Now he's asking the county to help clean up the mound of dirt covering part of his garden and ruined carpet piled in his yard.
"I think someone should help me," said the 70-year-old man who lives off Yelton Farm Road in Appling. "There's never been one person out there to look at what's stopped the creek up. There's three trunks, limbs and all kinds of dead stuff out there."
Mr. Williams' property was one of about 25 homes and businesses flooded June 13. The damage was extensive enough to capture the attention of state officials, who declared the county to be in a state of emergency and offered money for road projects and debris removal.

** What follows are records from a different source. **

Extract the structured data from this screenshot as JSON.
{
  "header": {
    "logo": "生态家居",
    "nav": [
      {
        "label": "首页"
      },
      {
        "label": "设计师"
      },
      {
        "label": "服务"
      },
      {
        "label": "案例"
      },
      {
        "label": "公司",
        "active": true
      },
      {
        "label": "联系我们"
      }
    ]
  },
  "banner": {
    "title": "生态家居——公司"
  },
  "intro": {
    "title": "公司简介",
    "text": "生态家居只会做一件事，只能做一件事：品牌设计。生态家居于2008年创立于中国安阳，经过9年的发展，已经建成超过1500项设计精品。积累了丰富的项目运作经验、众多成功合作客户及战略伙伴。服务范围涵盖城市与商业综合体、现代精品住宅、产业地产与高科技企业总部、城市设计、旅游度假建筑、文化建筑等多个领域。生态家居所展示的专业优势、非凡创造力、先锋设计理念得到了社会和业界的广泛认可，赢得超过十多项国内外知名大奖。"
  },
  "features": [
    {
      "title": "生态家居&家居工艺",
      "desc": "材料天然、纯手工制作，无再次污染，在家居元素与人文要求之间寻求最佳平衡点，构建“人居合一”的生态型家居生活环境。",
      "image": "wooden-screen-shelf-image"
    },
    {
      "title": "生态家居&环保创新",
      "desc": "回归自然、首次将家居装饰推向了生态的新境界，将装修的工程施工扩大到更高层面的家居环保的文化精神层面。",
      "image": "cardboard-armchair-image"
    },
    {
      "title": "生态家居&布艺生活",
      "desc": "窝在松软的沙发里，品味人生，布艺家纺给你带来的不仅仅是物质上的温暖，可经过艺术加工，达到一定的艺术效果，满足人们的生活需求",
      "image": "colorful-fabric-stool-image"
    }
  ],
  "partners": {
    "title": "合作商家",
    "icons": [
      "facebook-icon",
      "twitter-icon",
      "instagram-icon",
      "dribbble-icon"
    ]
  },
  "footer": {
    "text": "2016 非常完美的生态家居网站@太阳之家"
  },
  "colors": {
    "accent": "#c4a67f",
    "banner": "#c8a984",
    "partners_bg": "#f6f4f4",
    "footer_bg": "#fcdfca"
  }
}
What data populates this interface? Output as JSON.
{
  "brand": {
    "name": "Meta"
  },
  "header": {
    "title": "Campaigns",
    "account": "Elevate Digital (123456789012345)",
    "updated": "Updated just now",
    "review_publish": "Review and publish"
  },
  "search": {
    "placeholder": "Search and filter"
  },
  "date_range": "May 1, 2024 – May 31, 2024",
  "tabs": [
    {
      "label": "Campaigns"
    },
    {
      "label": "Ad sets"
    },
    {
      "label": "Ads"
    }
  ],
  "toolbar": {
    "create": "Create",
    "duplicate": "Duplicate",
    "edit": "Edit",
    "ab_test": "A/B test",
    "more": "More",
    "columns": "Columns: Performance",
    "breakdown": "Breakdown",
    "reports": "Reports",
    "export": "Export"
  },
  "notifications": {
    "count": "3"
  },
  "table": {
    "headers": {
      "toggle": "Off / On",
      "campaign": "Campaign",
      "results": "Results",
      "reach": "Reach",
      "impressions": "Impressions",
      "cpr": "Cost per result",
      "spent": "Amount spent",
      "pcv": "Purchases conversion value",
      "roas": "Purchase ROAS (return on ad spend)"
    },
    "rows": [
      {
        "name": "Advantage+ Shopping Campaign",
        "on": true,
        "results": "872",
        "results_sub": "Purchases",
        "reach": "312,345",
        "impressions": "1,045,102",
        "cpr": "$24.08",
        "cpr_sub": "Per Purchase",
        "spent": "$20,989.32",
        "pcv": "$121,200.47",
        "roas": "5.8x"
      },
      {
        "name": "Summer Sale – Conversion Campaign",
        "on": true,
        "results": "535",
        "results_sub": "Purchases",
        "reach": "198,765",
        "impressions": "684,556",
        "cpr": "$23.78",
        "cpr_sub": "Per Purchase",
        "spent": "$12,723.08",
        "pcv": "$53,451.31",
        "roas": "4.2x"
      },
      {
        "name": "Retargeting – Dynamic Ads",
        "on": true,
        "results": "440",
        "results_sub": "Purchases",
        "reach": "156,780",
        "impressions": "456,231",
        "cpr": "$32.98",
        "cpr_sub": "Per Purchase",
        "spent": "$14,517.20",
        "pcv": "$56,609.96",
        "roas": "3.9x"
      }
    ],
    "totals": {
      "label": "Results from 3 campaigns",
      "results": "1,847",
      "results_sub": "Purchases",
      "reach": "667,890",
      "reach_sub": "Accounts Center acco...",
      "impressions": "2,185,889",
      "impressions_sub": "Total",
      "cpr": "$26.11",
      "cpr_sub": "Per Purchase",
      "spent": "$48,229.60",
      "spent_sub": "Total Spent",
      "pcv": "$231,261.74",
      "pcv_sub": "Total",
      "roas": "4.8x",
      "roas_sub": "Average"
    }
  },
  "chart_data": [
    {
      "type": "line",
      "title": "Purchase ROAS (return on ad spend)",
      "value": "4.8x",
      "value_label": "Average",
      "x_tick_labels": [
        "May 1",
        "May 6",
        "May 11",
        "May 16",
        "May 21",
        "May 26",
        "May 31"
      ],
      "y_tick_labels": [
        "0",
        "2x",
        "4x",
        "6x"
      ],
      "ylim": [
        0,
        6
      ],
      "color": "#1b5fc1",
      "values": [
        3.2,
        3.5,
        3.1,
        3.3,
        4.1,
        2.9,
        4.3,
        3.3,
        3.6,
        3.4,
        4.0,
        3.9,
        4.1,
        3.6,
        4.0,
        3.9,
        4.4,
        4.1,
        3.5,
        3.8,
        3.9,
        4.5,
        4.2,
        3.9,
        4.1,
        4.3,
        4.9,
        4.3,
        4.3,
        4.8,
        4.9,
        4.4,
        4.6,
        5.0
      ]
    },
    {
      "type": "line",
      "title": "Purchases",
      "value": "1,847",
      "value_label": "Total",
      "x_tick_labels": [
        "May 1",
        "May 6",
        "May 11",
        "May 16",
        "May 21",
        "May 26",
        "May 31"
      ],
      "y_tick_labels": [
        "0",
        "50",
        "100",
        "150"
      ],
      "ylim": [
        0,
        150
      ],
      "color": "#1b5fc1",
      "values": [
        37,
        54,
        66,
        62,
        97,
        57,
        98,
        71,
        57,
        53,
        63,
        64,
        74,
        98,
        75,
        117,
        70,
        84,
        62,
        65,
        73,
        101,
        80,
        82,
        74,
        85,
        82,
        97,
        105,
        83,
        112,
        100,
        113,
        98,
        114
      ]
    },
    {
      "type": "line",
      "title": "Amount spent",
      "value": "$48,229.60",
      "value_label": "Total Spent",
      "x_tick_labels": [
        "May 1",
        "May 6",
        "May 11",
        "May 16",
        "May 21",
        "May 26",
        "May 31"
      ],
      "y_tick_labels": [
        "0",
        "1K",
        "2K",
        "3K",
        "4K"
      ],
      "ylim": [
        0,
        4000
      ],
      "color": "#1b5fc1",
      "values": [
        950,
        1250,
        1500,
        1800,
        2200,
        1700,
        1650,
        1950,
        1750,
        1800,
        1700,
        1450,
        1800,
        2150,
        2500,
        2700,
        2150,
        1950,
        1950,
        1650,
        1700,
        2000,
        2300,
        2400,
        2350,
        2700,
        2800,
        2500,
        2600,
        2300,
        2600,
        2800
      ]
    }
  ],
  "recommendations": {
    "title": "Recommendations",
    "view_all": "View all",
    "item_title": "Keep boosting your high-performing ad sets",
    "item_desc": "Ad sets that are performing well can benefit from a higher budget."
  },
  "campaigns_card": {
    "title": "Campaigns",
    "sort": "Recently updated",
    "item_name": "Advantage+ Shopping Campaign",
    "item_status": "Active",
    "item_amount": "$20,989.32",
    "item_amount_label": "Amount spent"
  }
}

The problem with Mr. Williams' request is a matter of state law: The debris left from the flood is on private property, and county workers cannot go on private property to remove the mess.
"Any rule you have needs to be flexible," Mr. Williams said. "Everybody has told me what they can't do. No one has told me what they can do."
Mr. Williams said he understands the debris is on private property, but that the creek put it there.
"I think the county should clean it up," he said. "They handle road, bridges and stoplights. That creek is the county's."
Commissioner Tommy Mercer said the county does not have many of options. However, he has a plan.
"We're not going to leave you out on your own here," he said.
Instead of using county crews, Mr. Mercer is hoping someone will volunteer time - and equipment - for half a day.
"What we need is a front-end loader and a dump truck," said Mr. Mercer, who's already volunteered his pickup for the cleanup.